Brown with considerable streaking and a flash of yellow beneath the wings, female Rose-breasted Grosbeaks and immature males are brown.
- Pheucticus ludovicianus
- Length: 7.1-8.3 in (18-21 cm)
- Weight: 1.4-1.7 oz (39-49 g)
- Wingspan: 11.4-13.0 in (29-33 cm)
Northern US states, the Midwest, and southern and central Canada are home to Rose-breasted Grosbeaks. In the southern United States, they may be seen during migration. Winter is spent in the countries of Mexico, Central America, and the Caribbean.
Rose-breasted Grosbeaks may be found in a variety of settings, including woodlands, fairly open regions, parks, and backyards. Throughout the summer, they consume mostly insects, berries while migrating, and a combination of insects, seeds, and grains.
Rose-breasted Grosbeaks Song:
From twigs, grass, straw, and other plant matter, Rose-breasted Grosbeak nests take up to nine days to develop. The young spend another ten days outside the nest after laying up to five eggs that take two weeks to hatch.
Attract Rose-breasted Grosbeaks Sunflower seeds and peanuts are perfect for bringing to your garden.
Fun fact: Rather than the bright red patch, Rose-breasted Grosbeaks attack rivals’ white areas.
10. American Robin
On lawns, American Robins are common sights eating earthworms. They have red or orange breasts and black heads and backs. During the winter, they prefer to roost in trees, so you’ll most likely see them in your yard around spring.
- Turdus migratorius
- Length: 7.9-11.0 in (20-28 cm)
- Weight: 2.7-3.0 oz (77-85 g)
- Wingspan: 12.2-15.8 in (31-40 cm)
The lower 48 states and Western Canada’s and Alaska’s coast are home to American Robins. Those that breed in Canada and inland Alaska go south for the winter, migrating to the south.

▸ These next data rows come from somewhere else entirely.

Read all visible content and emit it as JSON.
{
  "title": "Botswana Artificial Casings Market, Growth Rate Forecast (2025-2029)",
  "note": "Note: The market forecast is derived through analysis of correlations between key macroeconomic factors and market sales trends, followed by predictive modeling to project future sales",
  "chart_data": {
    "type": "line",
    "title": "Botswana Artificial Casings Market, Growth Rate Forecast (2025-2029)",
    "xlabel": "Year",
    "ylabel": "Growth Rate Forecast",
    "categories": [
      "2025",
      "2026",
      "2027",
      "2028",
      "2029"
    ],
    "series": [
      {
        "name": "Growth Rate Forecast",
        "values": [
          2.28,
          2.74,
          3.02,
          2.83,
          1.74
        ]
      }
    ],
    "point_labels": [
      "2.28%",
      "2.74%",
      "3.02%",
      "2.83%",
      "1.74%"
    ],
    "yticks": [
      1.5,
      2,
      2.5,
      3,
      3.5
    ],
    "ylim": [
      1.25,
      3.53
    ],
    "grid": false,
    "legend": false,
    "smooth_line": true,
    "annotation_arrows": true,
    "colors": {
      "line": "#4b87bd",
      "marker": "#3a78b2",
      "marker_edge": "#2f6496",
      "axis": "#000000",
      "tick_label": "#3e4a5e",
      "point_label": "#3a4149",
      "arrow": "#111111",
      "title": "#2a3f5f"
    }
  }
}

From woodlands, forests, and mountains to fields, parks, and lawns, American Robins may be found in a variety of ecosystems. Earthworms, insects, snails, and fruit are among the things they eat.
American Robin Song:
American Robin Call:
Sunflower seeds, suet, peanut hearts, fruit, and mealworms are all great ways to attract American Robins to your yard. Best is to scatter food on the ground with platform feeders. In addition, consider planting berries-producing native plants such as juniper, sumac, Hawthorn, and dogwood.